A sharp decline in the use of credit cards at the end of March led to the first drop in consumer debt balances in more than a decade, according to Equifax Canada.

Average balances on debt excluding mortgages dropped 0.5 per cent to $23,386 in the first quarter from a year earlier, the country’s largest credit reporting firm said Tuesday. With stores and restaurants closed in March due to the coronavirus, consumers cut back on credit card use, leading to the decline in balances.

The trend gained momentum in April, “with few signs that consumers are looking to debt for support in the early days of the pandemic,” Bill Johnston, vice president of data and analytics at Equifax, said in a statement.

Massive cash injections from the federal government and the Bank of Canada, along with deferrals on mortgages and other loans appear to be helping consumers stave off difficulties, for now. Consumer insolvencies plunged to the lowest since 2007 in April, the country’s bankruptcy office said this month. And household debt-service ratios, a key measure of financial strain, declined in the first quarter, Statistics Canada said last week.

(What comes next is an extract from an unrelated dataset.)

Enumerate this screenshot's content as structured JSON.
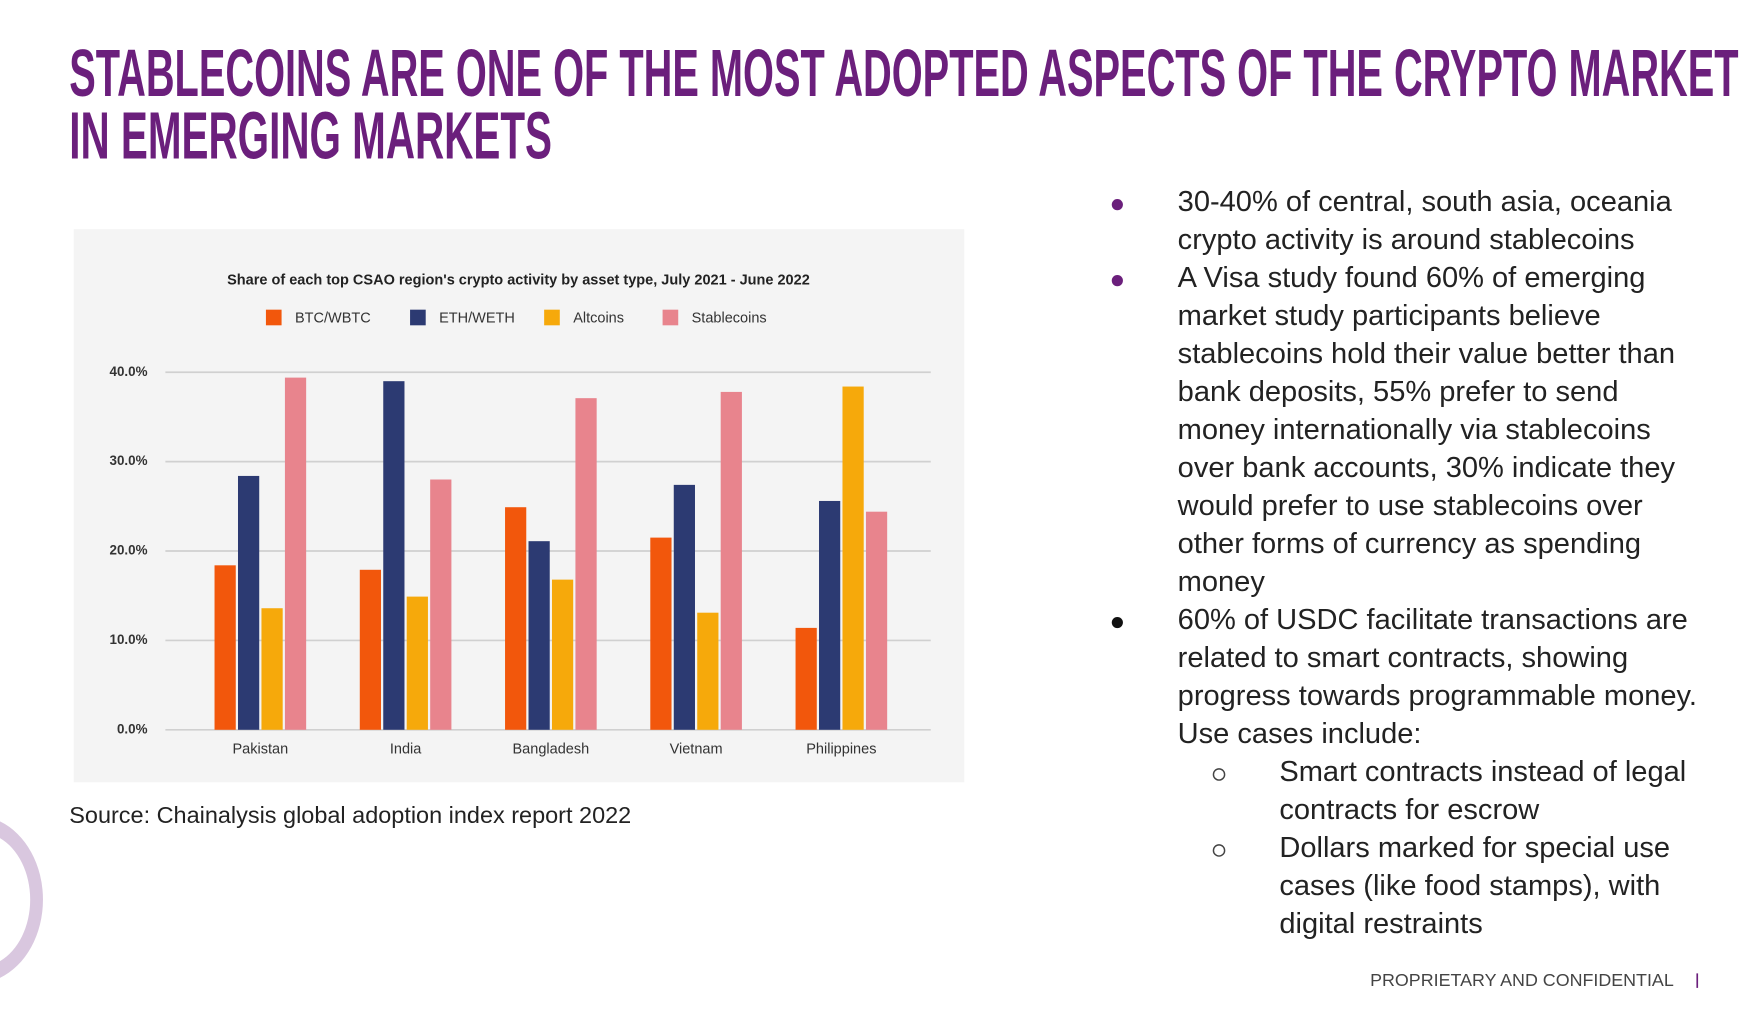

Equifax said the biggest decrease in debt loads was in the youngest cohort. Average balances on non-mortgage debt for those 18 to 25 years old fell one per cent to $8,588.

Delinquency rates rose to 1.22 per cent in the first quarter, which Johnston says wasn’t a true reflection of COVID-19. “The combination of payment deferrals and government supports has minimized the impact on delinquencies, at least in the initial phases,” he said by email. Late payments “will rise sharply in all likelihood.”